Güllaç yapımıyla ilgili bilgi veren ünlü baklavacı Nadir Güllü, ’’Güllaç için önce kaliteli hammadde lazım. Süt taze ve kaliteli olmalı, güllaç yapraklarının kenarı ve ortası ince şeffaf olmalı. Taze fındık, taze hindistan cevizi, taze fıstık ve kiraz kullanılmalı. Süt kaynatıldığında şeker koyulur ve sütün ısısı ılıkla çok sıcağın ortasında olmalı. Güllaç yapımında sütün püf noktası ısısı. Bol süt kullanılmalı. Güllaç yapımı kolay bir tatlı değil, ustalık isteyen bir yapımı var’’ dedi.
’’Kaliteli güllacın kilosu 80 lira civarında’’
Güllaç alırken güvenilir, bilindik işletmelerin tercih edilmesi gerektiğini de aktaran Nadir Güllü, ’’Güllacın malzemelerinin bol olması maliyetini de arttırır. 150-200 gram güllaç yiyenlere 100 gram yiyip kaliteli olanı yemesini öneriyorum. Vatandaşlarımız aldıkları firmaları doğru seçsinler, merdiven altı yerlerden uzak dursunlar. Kaliteli güllacın kilosu 80 lira civarındadır. Vatandaşlarımız güllacı aldığı yerleri araştırsınlar’’ şeklinde konuştu.
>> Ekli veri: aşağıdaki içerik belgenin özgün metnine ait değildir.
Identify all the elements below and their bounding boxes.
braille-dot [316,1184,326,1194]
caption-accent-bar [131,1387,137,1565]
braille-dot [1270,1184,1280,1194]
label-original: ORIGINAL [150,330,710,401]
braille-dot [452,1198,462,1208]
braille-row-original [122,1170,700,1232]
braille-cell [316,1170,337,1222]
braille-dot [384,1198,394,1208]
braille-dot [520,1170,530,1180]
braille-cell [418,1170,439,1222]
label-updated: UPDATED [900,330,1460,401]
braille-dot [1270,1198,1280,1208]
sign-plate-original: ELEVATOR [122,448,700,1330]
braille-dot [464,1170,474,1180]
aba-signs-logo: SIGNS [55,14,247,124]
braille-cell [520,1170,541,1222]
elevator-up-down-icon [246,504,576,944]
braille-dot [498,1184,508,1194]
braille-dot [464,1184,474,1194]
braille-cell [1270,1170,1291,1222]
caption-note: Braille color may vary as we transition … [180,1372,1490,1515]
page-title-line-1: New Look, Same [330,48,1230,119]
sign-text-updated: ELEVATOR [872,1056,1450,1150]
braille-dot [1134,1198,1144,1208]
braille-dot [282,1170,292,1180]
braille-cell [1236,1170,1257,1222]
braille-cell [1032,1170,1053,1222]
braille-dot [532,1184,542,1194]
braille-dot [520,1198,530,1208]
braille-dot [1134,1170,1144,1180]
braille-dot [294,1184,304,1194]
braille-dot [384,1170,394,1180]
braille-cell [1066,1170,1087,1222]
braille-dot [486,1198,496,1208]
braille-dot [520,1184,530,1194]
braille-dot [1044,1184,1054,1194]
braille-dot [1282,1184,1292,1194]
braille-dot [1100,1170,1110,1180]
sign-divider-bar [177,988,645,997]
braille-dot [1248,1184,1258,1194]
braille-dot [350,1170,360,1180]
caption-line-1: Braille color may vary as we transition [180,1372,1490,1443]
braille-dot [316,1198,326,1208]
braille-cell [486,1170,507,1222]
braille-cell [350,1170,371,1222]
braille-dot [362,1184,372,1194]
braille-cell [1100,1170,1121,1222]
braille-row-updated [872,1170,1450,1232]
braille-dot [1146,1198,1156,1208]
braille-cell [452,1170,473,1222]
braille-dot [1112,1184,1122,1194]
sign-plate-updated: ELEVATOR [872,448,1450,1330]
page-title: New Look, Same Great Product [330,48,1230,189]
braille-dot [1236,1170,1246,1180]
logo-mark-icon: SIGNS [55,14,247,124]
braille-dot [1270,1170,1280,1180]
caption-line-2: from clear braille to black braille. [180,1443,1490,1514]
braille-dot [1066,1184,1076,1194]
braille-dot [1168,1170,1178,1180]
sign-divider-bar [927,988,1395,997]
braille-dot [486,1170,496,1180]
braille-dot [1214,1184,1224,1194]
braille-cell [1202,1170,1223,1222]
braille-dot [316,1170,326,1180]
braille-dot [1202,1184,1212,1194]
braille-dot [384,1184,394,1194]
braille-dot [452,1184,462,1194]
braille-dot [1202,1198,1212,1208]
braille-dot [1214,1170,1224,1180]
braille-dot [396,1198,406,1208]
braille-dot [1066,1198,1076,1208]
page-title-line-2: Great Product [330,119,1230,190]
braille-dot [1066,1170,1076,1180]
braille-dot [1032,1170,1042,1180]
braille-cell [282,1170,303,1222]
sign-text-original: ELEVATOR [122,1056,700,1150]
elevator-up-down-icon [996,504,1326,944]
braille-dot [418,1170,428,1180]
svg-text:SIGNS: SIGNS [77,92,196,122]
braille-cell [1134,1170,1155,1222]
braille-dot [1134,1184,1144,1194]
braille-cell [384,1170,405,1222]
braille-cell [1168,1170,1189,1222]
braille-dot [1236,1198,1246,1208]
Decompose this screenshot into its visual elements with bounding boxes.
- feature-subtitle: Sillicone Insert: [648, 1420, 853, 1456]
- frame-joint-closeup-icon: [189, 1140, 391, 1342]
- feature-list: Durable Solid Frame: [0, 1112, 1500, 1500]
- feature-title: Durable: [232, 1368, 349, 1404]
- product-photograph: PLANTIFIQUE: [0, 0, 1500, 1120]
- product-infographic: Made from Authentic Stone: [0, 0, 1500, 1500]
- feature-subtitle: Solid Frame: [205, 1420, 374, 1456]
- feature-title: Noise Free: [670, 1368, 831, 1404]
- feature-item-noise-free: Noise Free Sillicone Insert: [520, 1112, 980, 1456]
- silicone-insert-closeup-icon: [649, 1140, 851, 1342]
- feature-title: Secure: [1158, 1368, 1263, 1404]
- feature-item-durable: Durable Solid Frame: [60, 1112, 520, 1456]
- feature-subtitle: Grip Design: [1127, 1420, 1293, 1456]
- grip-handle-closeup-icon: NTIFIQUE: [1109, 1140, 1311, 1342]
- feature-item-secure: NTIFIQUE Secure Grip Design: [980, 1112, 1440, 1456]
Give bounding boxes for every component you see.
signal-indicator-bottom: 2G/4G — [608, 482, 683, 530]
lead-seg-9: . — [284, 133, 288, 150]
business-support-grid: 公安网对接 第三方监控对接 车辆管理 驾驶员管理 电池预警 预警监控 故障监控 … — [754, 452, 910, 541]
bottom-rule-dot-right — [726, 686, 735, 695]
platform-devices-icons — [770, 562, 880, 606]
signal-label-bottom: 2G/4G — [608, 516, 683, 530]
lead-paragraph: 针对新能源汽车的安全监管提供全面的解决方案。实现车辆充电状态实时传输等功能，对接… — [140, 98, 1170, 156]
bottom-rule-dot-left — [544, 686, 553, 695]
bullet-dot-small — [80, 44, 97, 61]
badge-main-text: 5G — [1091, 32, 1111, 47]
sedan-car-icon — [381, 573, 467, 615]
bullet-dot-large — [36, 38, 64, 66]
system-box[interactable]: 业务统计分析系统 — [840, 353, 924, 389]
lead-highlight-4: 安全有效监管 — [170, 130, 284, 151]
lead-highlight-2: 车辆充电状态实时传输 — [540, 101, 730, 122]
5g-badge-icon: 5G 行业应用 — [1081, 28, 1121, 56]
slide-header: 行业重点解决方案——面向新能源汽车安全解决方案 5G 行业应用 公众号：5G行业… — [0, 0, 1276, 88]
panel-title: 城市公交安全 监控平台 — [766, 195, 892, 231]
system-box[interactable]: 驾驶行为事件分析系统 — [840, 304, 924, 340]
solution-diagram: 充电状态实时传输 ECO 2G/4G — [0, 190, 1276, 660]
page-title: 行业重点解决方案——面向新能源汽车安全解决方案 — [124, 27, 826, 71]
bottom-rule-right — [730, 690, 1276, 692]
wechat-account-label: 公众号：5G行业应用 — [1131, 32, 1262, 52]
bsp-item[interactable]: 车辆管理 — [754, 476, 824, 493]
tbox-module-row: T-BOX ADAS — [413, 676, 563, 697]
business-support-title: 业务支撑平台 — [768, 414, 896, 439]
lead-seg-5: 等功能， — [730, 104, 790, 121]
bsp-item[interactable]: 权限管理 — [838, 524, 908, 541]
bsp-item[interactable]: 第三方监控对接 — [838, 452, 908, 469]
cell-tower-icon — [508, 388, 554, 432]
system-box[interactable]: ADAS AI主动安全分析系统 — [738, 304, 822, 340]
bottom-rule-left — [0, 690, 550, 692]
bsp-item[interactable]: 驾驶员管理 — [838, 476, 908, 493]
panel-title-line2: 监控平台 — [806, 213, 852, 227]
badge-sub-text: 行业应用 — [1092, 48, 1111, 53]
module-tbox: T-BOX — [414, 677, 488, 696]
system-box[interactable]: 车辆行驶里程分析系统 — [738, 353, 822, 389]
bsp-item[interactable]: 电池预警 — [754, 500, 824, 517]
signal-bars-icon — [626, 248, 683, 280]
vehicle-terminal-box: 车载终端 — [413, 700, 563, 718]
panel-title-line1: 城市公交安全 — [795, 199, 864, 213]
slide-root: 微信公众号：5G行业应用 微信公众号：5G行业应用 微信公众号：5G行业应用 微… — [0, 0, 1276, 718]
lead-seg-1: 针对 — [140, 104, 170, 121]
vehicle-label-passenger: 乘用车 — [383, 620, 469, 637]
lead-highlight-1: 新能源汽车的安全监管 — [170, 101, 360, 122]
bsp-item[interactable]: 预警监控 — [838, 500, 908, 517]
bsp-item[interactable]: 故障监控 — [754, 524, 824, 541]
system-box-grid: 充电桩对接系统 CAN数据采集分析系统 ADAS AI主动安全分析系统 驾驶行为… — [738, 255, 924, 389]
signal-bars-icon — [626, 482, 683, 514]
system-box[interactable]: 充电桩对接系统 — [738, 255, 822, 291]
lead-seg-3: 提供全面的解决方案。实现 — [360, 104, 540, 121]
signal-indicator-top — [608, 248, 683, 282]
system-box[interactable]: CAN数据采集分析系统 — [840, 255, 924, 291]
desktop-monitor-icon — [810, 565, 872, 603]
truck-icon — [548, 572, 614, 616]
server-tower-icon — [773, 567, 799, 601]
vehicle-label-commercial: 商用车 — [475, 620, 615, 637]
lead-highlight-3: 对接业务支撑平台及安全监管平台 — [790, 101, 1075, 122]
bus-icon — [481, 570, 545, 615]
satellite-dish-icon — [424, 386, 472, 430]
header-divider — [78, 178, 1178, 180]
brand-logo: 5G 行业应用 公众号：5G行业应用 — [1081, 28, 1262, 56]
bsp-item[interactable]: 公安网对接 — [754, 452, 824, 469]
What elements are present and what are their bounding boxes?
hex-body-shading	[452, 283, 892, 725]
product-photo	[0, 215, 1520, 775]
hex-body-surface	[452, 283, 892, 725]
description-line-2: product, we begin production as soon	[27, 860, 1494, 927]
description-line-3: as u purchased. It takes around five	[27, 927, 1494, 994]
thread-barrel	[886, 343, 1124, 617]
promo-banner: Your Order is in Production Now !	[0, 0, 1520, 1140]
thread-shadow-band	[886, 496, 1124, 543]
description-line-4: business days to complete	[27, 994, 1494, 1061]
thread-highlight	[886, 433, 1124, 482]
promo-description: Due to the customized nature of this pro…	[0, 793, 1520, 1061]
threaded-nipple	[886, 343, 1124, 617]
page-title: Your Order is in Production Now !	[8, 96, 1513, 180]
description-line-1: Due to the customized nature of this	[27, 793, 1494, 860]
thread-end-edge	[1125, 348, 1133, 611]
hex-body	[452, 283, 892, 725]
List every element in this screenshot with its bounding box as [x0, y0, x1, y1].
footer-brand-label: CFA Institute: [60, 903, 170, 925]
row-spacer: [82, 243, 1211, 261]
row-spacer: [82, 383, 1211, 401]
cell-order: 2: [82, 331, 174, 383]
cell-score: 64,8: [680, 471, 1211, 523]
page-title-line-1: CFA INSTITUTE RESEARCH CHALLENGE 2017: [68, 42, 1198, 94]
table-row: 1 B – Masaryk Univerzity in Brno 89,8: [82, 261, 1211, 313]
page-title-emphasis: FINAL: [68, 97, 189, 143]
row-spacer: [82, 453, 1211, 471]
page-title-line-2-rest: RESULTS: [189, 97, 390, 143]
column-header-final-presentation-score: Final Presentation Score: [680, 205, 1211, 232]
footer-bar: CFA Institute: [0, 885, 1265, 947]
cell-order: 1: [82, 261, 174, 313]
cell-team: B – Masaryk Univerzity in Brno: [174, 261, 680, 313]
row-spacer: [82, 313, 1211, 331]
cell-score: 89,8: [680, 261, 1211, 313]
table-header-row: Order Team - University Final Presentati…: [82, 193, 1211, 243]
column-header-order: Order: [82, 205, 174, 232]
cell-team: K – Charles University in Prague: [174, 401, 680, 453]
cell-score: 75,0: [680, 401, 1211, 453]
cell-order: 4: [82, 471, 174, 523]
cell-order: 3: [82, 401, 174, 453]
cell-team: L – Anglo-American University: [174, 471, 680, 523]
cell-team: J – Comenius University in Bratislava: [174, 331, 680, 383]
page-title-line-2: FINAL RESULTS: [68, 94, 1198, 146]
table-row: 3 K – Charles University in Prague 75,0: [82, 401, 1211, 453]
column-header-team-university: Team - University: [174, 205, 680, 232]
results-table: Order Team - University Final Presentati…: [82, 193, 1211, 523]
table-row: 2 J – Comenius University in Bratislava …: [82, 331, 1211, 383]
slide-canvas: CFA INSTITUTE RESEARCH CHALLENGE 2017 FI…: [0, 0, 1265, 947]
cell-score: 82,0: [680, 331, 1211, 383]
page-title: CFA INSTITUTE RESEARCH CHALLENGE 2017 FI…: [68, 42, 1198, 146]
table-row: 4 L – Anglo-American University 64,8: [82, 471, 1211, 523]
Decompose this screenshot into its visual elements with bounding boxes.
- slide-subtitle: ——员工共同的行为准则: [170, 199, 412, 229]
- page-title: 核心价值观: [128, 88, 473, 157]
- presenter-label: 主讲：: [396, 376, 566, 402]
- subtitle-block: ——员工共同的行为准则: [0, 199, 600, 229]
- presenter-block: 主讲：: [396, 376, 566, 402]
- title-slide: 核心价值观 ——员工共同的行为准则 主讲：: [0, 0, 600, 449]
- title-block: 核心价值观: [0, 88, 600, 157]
Lezzetli bir güllaç için olmazsa olmazları anlatan Hafız Mustafa 1864’ün Yönetim Kurulu Başkanı Avni Ongurlar, Güllaç yufkasının çok ince ve hassas bir yapıda olduğunu bu sebeple yufkayı sütle ıslatarak tepsiye dizmenin çok önemli bir detay olduğunu iletti. Baklava yufkasıyla güllaç yufkasının karıştırılmaması gerektiğini de aktaran Ongurlar, ’’Ramazan denince akla ilk olarak güllaç geliyor. Bizler de bu önemli lezzeti yaparken çok özenli davranıyoruz. Kullanacağımız ham maddelerin en iyisini seçiyor ve bu konuda taviz vermiyoruz. En güzel kelebek cevizini alıyor ve şeker olarak da sadece pancar şekeri kullanıyoruz. Sütümüzü mandıradan temin ediyoruz ve yarı manda yarı inek sütünü karıştırarak güllacımızı yaparken kullanıyoruz. Daha sonra güllacımızı yaprak yaprak baklava misali ıslatıp tepsimize diziyoruz. Güllaç yufkasının çok ince bir şekilde açılması çok önemli bir detay. Baklava yufkasıyla karıştırılabiliyor ancak farkı şurada; baklava yufkası kendi öz hamuruyla açılıyor, güllaç yufkası ise nişastayla yapılıyor. Güllaç yufkası kuru olduğu için sütle yumuşatarak tepsiye dizmek gerekiyor. Dizme işlemine başladıktan sonra, orta kısma ceviz döşeyip üstüne tekrar yufkamızı diziyoruz. Tepsimizi bitirirken de sunum ve servis için üzerini güzel bir şekilde süslüyoruz’’ diye konuştu.